If (this) Holy Week 2020 will begin the deadliest season (to date) of this pandemic, then America will experience a devastating loss of Black lives.  Now more than ever we must be reminded that Black Lives Matter.

We must also acknowledge that government and religious leaders have requested and strongly encouraged the nation to “shelter in place” and remain at home.  However, that becomes a very privileged request when many people do not have the same levels of resources to do so.  For instance, imposing curfews, demanding lockdowns, or even expecting people to stay at home without canceling rent, helping to secure adequate food and all other related bills is an unjust request.   With the impending rise in unemployment, this pandemic has created a greater wealth divide in access to basic income and adequate housing for all.

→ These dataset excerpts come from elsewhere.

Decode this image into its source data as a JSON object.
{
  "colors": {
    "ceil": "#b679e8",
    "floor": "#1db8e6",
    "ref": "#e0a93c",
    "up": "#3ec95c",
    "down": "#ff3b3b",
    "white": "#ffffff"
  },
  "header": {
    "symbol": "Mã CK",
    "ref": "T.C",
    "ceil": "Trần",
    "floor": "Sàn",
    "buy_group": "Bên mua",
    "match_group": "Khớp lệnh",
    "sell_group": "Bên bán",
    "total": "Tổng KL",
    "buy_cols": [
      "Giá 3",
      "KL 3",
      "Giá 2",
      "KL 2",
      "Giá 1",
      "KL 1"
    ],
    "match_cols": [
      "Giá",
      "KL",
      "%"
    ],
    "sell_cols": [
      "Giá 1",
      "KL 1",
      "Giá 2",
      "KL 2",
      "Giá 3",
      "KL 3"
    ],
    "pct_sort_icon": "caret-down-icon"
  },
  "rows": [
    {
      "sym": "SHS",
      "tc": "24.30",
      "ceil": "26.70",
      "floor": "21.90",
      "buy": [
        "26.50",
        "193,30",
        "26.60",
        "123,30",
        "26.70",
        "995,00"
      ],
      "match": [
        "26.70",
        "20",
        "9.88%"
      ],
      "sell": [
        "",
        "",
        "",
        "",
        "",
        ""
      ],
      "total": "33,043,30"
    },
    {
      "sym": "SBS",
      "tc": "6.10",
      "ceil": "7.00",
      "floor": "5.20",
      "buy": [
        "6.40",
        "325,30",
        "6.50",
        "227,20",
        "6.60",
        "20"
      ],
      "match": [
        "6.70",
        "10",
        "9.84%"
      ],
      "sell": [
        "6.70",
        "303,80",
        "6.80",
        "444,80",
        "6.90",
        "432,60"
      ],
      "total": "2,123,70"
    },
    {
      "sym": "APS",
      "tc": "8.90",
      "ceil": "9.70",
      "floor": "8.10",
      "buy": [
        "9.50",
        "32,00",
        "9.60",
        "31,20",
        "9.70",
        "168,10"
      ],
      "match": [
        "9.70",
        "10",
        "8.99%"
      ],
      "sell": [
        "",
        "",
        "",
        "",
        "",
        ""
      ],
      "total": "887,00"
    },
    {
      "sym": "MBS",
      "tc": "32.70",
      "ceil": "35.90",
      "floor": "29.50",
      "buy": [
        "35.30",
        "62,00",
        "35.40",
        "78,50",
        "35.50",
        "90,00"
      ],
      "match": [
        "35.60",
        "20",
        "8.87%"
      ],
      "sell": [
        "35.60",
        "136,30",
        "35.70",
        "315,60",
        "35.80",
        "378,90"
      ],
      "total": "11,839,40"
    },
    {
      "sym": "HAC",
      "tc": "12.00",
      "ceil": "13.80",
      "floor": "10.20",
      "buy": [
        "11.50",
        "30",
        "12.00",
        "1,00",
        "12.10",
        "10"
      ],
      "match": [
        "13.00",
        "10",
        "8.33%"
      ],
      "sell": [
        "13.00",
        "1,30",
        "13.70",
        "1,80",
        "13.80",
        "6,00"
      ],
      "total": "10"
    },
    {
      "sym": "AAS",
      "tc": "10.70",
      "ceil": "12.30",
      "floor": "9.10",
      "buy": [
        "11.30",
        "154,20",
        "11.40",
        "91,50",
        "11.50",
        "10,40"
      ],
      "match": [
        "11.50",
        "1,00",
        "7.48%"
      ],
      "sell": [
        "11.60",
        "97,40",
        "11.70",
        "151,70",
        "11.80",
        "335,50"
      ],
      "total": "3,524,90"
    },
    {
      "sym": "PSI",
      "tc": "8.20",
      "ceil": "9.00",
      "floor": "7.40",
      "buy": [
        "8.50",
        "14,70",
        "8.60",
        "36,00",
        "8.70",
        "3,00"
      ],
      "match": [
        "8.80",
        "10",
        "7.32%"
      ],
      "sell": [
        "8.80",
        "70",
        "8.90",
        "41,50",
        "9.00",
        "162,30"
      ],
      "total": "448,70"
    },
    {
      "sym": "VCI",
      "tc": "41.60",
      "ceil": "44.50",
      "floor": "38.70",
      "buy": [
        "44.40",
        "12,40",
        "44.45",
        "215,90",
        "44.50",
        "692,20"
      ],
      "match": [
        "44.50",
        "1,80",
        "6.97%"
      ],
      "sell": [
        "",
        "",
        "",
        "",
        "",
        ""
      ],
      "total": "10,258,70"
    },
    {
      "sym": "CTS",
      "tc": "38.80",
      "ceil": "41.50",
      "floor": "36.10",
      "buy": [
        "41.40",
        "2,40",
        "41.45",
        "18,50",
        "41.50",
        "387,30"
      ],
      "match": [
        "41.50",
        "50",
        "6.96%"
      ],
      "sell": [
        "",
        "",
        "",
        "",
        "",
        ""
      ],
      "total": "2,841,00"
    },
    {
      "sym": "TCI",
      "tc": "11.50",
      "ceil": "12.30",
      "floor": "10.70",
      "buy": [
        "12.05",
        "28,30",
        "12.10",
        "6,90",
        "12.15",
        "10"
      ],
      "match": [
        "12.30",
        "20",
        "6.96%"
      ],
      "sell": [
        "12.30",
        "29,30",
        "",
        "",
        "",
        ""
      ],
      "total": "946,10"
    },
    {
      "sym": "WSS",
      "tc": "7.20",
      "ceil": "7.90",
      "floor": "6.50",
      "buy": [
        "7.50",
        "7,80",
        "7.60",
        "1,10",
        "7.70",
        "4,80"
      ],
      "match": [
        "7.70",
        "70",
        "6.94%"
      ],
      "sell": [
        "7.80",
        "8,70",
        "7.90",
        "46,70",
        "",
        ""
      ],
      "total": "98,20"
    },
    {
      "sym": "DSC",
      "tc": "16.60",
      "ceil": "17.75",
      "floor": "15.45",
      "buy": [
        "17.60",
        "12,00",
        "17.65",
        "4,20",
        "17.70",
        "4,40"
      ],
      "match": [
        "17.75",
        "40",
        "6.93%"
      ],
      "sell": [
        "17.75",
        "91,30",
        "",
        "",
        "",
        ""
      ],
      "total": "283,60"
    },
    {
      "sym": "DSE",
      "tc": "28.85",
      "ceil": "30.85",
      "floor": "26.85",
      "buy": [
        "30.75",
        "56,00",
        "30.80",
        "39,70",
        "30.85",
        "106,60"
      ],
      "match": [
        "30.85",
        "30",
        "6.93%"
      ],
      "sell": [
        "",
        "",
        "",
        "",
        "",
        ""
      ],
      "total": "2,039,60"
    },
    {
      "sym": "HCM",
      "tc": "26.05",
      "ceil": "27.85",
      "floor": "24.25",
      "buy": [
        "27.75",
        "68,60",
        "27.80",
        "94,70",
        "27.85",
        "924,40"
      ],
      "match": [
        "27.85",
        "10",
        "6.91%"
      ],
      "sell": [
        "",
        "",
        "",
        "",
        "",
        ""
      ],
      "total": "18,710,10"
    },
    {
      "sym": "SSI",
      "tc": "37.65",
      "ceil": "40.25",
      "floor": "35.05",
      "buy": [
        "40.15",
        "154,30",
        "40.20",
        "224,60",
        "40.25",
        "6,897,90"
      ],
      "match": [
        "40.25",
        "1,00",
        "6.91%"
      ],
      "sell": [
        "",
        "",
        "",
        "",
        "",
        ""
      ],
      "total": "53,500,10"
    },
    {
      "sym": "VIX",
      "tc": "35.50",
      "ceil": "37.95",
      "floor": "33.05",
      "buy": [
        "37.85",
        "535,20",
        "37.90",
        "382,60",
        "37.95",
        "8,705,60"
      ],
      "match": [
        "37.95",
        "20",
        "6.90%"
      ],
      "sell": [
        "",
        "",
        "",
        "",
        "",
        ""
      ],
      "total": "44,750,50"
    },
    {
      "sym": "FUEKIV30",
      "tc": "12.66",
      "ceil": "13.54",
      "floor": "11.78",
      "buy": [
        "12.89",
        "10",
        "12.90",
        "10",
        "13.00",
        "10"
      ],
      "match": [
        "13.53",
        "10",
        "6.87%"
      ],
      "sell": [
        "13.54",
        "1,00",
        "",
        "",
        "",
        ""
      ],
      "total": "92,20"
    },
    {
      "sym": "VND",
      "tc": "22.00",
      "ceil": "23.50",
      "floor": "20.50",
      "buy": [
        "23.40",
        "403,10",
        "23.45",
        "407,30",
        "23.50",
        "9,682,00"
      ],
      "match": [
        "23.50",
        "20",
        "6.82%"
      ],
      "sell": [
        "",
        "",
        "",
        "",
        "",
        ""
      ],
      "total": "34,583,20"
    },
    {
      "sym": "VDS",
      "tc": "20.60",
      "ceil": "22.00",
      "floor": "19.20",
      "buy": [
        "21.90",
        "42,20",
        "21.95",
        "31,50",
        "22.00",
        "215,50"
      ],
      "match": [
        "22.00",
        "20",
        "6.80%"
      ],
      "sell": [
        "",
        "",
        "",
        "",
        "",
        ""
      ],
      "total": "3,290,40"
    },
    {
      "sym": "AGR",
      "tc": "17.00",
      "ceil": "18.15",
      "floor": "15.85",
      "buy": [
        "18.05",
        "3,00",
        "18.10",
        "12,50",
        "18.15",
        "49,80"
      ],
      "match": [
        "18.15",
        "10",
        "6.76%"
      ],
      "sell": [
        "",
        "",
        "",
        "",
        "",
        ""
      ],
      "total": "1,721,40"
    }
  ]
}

The CARES Act and stimulus package(s) will assist some people in this season, but it will not greatly protect the most vulnerable who are at higher risks related to this pandemic.

Holy Week 2020 should bring us all into a greater understanding of the realities of death and access to life in our nation and world.  We as people of faith easily grasp the understanding that Jesus died for all of our sins and brings us to eternal redemption.  He did it so that we might have life and that life more abundantly (John 10:10).  We are reminded, that God so loved the world and (God) gave us Jesus so that we wouldn’t perish but have access to eternal life. In the same way we celebrate access to a better life with Jesus, we must claim access to healthcare as a human right that provides a better life for all.  This COVID-19 pandemic is uncovering major disparities in access to health care. With the rising death tolls, we need high quality public health care that is guaranteed to all and not just as a private marketplace.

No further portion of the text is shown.